At a local level too, while some campaign groups have welcomed today’s announcement, others feel it falls long short of what is necessary. Rebecca Matthews, co-founder of the Families Failed by OUH (Oxford University Hospitals) Maternity Services campaign, welcomed the inclusion of Oxford in the rapid investigation, saying that for 15 months they had been “flooded with stories of shockingly poor and negligent care at OUH.” An investigation into the care offered by the trust was “long overdue”, she added. Bereaved families elsewhere are less enthusiastic. Families in Leeds said in a statement that a rapid investigation could “not scratch the surface of the frontline care failings”. Instead they asked for a full independent inquiry into maternity services, led by Donna Ockenden. Bereaved families in Sussex also want Ockenden to lead an independent inquiry there, and have previously criticised Amos on being poorly briefed on the details of their cases.
In a speech today, the chief executive of the doctor’s regulator, the General Medical Council (GMC), will say that a “toxic” culture of cover-up in NHS maternity units risks “normalising” harm to mothers and their babies.
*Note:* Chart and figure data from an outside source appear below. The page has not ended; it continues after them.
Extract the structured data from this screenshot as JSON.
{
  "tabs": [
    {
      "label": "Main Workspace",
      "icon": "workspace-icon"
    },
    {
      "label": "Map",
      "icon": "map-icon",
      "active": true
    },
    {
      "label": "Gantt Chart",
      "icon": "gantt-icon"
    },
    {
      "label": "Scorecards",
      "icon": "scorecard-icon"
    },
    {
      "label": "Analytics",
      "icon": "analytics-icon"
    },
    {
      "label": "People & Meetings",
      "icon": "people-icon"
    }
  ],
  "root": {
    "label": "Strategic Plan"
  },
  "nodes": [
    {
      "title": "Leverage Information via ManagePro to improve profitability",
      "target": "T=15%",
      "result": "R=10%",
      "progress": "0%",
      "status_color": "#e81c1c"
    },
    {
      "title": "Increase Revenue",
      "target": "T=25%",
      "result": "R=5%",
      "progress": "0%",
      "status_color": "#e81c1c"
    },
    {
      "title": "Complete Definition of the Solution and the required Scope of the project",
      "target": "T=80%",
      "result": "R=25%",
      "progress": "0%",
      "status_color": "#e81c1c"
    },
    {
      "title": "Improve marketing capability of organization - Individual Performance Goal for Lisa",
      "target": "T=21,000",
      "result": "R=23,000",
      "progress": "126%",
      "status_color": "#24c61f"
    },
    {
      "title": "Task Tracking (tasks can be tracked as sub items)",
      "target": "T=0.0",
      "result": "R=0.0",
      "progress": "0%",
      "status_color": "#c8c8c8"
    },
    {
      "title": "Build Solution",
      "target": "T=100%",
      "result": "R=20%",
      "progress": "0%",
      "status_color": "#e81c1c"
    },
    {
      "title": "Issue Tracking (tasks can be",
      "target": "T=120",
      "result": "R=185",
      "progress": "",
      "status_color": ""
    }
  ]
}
Charles Massey will tell a healthcare conference in Manchester that poor working culture is impacting patient safety. GMC data shows that around a quarter (27 per cent) of trainees in obstetrics and gynaecology admit they have hesitated to escalate patient concerns to a more senior doctor. The specialty has above-average rates of workload stress, bullying and doctors who feel unsupported by colleagues, according to GMC findings.
It is this “toxic” culture that will be the hardest to tackle, especially in the short lifespan of the government’s maternity and neonatal investigation. The government has acknowledged that the problems are systemic, with women’s voices being ignored, safety concerns being overlooked and poor leadership contributing to dangerous working conditions. Following the review of the 14 hospital trusts, Amos will deliver “one clear set of national recommendation to achieve consistently high-quality, safe maternity and neonatal care.” Interim findings should be available in December 2025, with a full report expected in spring 2026. At present, it is unclear why these recommendations will be more successful than the hundreds that have come before in being adhered to and fully implemented.